Being able to use colors to estimate scatterplot smoothers for different subgroups is really handy – and actually “stolen” from early versions of DataDesk.
Principal curves are quite fun to play with, as there is no actual functional relationship needed, but the curve is generated such that the sum of the squared orthogonal distances to the curve is minimized. With no flexibility allowed this is obviously the PCA solution, with more and more flexibility the solution(s) get less obvious …
Above example shows the principal curve (actually the PCA-regression, left plot) and a linear least square fit on the first two principal components (right plot), which is actually the same line as in the left plot, only rotated to be a horizontal line. The highlighting in the left plot underlines, that principal curves are not following a functional relationship like y = f(x).
How different the various fits in a scatterplot can look like, can be seen here:
The plot shows the results of the 1st and the last time trial of the Tour de France in 2005. Depending on the type of rider we might expect the one or the other correlation between the two dimensions, and it is not too obvious, how the times should depend on each other.

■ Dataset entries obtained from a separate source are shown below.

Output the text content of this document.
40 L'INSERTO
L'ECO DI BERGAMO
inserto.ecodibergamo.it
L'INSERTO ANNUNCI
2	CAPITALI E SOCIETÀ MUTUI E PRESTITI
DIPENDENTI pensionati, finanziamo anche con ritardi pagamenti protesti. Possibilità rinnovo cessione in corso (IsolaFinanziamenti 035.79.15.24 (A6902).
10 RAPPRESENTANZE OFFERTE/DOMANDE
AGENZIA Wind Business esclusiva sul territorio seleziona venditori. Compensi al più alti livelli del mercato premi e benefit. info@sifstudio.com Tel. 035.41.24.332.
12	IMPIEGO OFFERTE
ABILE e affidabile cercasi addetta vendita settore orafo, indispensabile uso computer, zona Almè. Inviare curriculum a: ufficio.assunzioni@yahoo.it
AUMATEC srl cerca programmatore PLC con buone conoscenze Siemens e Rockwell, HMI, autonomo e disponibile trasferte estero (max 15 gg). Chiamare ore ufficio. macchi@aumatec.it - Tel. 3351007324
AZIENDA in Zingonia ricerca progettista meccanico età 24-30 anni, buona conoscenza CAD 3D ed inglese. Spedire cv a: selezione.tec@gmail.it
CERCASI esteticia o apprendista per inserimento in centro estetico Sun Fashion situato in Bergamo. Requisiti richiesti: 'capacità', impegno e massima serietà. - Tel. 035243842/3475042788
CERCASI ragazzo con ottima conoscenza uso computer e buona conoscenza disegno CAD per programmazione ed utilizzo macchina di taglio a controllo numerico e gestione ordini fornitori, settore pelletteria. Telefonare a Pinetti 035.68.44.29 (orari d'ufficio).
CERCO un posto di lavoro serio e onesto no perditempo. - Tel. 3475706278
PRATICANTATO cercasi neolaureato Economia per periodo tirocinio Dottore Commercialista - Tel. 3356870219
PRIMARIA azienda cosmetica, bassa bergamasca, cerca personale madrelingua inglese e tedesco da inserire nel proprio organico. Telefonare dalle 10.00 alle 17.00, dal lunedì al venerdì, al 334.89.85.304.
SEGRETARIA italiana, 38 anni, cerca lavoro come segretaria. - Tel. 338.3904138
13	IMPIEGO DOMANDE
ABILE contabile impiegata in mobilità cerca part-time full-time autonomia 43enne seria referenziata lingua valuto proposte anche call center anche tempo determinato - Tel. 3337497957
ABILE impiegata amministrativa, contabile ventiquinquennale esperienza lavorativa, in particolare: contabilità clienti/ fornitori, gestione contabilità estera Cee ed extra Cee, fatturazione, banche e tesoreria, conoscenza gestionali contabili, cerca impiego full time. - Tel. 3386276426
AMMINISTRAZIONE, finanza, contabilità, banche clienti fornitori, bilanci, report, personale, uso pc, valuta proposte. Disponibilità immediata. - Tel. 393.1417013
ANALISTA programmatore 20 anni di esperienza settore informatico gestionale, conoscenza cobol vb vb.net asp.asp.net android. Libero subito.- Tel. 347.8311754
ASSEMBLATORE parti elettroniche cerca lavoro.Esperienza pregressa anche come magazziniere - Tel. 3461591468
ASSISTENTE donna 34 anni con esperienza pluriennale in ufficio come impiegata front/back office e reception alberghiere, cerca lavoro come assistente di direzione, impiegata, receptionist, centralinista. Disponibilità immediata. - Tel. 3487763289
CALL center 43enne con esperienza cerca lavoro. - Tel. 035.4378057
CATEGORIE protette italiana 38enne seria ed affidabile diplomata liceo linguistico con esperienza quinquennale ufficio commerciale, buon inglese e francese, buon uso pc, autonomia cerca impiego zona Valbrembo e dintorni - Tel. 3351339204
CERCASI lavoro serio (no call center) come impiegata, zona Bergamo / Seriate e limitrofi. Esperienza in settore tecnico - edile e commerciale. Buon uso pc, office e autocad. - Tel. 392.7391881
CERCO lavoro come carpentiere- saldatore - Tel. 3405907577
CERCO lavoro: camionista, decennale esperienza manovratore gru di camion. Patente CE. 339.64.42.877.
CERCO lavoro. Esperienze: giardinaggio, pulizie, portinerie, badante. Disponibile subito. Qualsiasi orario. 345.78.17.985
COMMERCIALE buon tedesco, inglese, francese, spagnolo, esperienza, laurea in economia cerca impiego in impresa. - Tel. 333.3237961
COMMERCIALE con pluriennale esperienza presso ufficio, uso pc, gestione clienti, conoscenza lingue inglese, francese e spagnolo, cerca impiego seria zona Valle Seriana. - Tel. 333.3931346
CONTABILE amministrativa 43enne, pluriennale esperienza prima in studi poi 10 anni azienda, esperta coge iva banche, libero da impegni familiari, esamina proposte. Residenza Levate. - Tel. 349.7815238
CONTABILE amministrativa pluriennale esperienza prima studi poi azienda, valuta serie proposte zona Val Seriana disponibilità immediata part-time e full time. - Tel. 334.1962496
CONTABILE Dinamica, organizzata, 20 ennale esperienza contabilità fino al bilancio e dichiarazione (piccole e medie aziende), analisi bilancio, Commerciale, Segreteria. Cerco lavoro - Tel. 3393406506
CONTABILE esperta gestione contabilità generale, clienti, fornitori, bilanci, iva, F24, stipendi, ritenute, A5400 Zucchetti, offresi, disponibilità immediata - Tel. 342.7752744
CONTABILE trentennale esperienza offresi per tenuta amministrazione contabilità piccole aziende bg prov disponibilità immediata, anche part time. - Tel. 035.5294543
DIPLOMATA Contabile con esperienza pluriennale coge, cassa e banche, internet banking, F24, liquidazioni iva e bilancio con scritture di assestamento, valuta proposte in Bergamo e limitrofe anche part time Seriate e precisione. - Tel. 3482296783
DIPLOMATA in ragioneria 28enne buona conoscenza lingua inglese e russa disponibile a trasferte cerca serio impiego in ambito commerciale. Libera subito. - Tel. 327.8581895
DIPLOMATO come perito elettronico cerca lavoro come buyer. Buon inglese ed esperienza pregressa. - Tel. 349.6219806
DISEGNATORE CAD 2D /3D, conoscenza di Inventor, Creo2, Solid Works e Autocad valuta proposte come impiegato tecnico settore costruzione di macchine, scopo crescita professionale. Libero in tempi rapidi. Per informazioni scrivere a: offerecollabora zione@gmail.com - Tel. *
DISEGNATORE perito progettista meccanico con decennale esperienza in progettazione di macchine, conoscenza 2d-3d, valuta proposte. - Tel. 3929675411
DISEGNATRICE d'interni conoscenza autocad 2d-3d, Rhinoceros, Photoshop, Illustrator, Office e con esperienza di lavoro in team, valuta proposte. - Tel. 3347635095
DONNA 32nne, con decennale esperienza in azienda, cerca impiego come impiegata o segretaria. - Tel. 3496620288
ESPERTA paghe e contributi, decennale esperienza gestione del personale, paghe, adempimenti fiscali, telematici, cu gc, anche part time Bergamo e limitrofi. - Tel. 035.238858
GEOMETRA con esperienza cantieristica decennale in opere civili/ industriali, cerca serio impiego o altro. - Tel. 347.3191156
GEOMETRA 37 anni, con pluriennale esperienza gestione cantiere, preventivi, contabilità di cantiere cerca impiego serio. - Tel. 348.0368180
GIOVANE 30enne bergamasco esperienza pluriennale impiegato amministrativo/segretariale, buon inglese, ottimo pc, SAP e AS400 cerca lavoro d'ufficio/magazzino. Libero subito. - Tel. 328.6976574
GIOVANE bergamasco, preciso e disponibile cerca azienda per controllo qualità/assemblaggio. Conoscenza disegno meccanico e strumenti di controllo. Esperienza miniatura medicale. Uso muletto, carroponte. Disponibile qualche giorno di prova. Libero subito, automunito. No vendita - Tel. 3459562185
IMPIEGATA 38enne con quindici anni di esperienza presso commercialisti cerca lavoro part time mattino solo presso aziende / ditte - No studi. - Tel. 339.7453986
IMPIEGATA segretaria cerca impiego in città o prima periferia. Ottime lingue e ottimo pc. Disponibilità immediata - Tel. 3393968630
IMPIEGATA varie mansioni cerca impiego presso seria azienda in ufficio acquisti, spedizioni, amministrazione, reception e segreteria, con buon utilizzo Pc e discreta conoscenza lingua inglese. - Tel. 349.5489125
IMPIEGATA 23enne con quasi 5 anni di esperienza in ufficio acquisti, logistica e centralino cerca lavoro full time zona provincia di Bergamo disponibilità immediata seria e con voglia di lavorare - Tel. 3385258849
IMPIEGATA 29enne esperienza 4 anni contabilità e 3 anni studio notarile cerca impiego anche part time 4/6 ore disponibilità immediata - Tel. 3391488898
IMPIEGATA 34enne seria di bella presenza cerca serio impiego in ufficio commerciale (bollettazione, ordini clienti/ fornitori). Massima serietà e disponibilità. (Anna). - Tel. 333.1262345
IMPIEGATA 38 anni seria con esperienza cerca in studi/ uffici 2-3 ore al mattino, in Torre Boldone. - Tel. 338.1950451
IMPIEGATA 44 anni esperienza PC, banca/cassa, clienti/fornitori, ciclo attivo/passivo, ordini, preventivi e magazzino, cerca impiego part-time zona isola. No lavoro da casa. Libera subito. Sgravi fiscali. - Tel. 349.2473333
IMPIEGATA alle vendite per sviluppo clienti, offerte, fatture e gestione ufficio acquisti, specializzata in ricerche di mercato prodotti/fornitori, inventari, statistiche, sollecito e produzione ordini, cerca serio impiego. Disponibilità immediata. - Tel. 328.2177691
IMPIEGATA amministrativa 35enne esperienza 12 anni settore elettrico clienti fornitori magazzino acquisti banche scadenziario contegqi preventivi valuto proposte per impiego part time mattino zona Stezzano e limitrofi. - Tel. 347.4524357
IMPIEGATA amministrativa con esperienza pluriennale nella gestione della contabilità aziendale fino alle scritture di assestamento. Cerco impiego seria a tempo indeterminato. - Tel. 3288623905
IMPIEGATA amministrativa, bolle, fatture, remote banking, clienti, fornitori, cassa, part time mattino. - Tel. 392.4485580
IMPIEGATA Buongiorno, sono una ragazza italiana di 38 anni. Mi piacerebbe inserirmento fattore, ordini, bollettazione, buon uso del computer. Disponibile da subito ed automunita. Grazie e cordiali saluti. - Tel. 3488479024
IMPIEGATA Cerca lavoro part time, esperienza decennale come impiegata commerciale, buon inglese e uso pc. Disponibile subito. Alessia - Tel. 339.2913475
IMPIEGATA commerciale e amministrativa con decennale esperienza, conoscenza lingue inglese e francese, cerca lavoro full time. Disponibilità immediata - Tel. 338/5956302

This post belongs in Script and Style! Wow! I almost forgot to look at the content of the graphs, as the HTML5/ CSS3 (canvas?) was done so well. Was that the new version of Mondrian, or you? I’m referring to the first to scatter plot charts, followed by the paired principal curve and least-squares regression charts.
Too bad that after the pyrotechnic splendor, the final plot was not exactly conclusive. Form will never replace substance. But this is a very visually appealing post. And that is important too.